Today, poor water quality and waterborne diseases continue to exist in Iraq. Improvements have been attempted in the past, but have not been sustained and have failed. Sanitary conditions in hospitals remain unsatisfactory, trained personnel are largely absent, medical supplies continue to be unavailable, and rural populations generally lack access to healthcare. Infectious diseases frequently occur from poor sanitation, limited access to clean water, and inadequate public health awareness and education. These deficiencies contribute to the deteriorating health of the Iraqi population.
Unreliable drinking water and sanitation in Iraq. Reference: Inter-Agency Information and Analysis Unit. Water in Iraq fact sheet. 2011. Accessed April 9, 2012.
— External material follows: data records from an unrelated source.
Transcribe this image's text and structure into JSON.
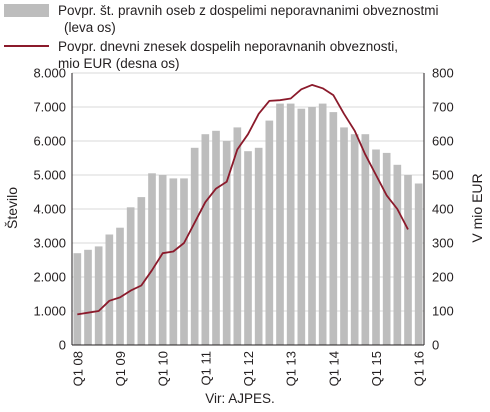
{
  "chart_data": {
    "type": "bar+line",
    "legend": [
      {
        "label_line1": "Povpr. št. pravnih oseb z dospelimi neporavnanimi obveznostmi",
        "label_line2": "(leva os)",
        "kind": "bar",
        "color": "#bdbdbd"
      },
      {
        "label_line1": "Povpr. dnevni znesek dospelih neporavnanih obveznosti,",
        "label_line2": "mio EUR (desna os)",
        "kind": "line",
        "color": "#8b1a2b"
      }
    ],
    "ylabel_left": "Število",
    "ylabel_right": "V mio EUR",
    "yticks_left": [
      "0",
      "1.000",
      "2.000",
      "3.000",
      "4.000",
      "5.000",
      "6.000",
      "7.000",
      "8.000"
    ],
    "yticks_right": [
      "0",
      "100",
      "200",
      "300",
      "400",
      "500",
      "600",
      "700",
      "800"
    ],
    "ylim_left": [
      0,
      8000
    ],
    "ylim_right": [
      0,
      800
    ],
    "xtick_labels": [
      "Q1 08",
      "Q1 09",
      "Q1 10",
      "Q1 11",
      "Q1 12",
      "Q1 13",
      "Q1 14",
      "Q1 15",
      "Q1 16"
    ],
    "periods": [
      "Q1 08",
      "Q2 08",
      "Q3 08",
      "Q4 08",
      "Q1 09",
      "Q2 09",
      "Q3 09",
      "Q4 09",
      "Q1 10",
      "Q2 10",
      "Q3 10",
      "Q4 10",
      "Q1 11",
      "Q2 11",
      "Q3 11",
      "Q4 11",
      "Q1 12",
      "Q2 12",
      "Q3 12",
      "Q4 12",
      "Q1 13",
      "Q2 13",
      "Q3 13",
      "Q4 13",
      "Q1 14",
      "Q2 14",
      "Q3 14",
      "Q4 14",
      "Q1 15",
      "Q2 15",
      "Q3 15",
      "Q4 15",
      "Q1 16"
    ],
    "bars_left": [
      2700,
      2800,
      2900,
      3250,
      3450,
      4050,
      4350,
      5050,
      5000,
      4900,
      4900,
      5800,
      6200,
      6300,
      6000,
      6400,
      5700,
      5800,
      6600,
      7100,
      7100,
      6950,
      7000,
      7100,
      6850,
      6400,
      6200,
      6200,
      5750,
      5650,
      5300,
      5000,
      4750
    ],
    "line_right": [
      90,
      95,
      100,
      130,
      140,
      160,
      175,
      220,
      270,
      275,
      300,
      360,
      420,
      460,
      480,
      575,
      620,
      680,
      718,
      720,
      725,
      752,
      765,
      755,
      735,
      680,
      630,
      560,
      500,
      440,
      400,
      340,
      null
    ],
    "grid": true,
    "source": "Vir: AJPES."
  }
}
Solutions addressing the water crises and waterborne disease prevalence in Iraq must encompass a myriad of factors. Positive changes must be made in order to transform the country and eliminate waterborne disease outbreaks. A top down approach to water quality reconstruction must occur in Iraq in order to confirm sustainable and long-lasting solutions. Reform approaches must occur not only on a country-wide scale, but on an individual level as well. The first step is to rebuild public health infrastructure, the second step is to provide water resource management of water treatment facilities (re-mineralize desalination plants), and lastly, point of use water treatment can be used by each person to address current poor water quality.
The Iraqi population has suffered from countless wars that have directly and indirectly exacerbated long-standing waterborne diseases issues. Significant, sustainable solutions addressing waterborne diseases require public health interventions, improvements to access of potable water, monitoring and evaluation systems, and point of use treatment and educational interventions. These long-term solutions to change water in Iraq have the potential to provide individual access to clean water, alleviate interrelated cycles of health disparities, and promote health and well-being throughout the country.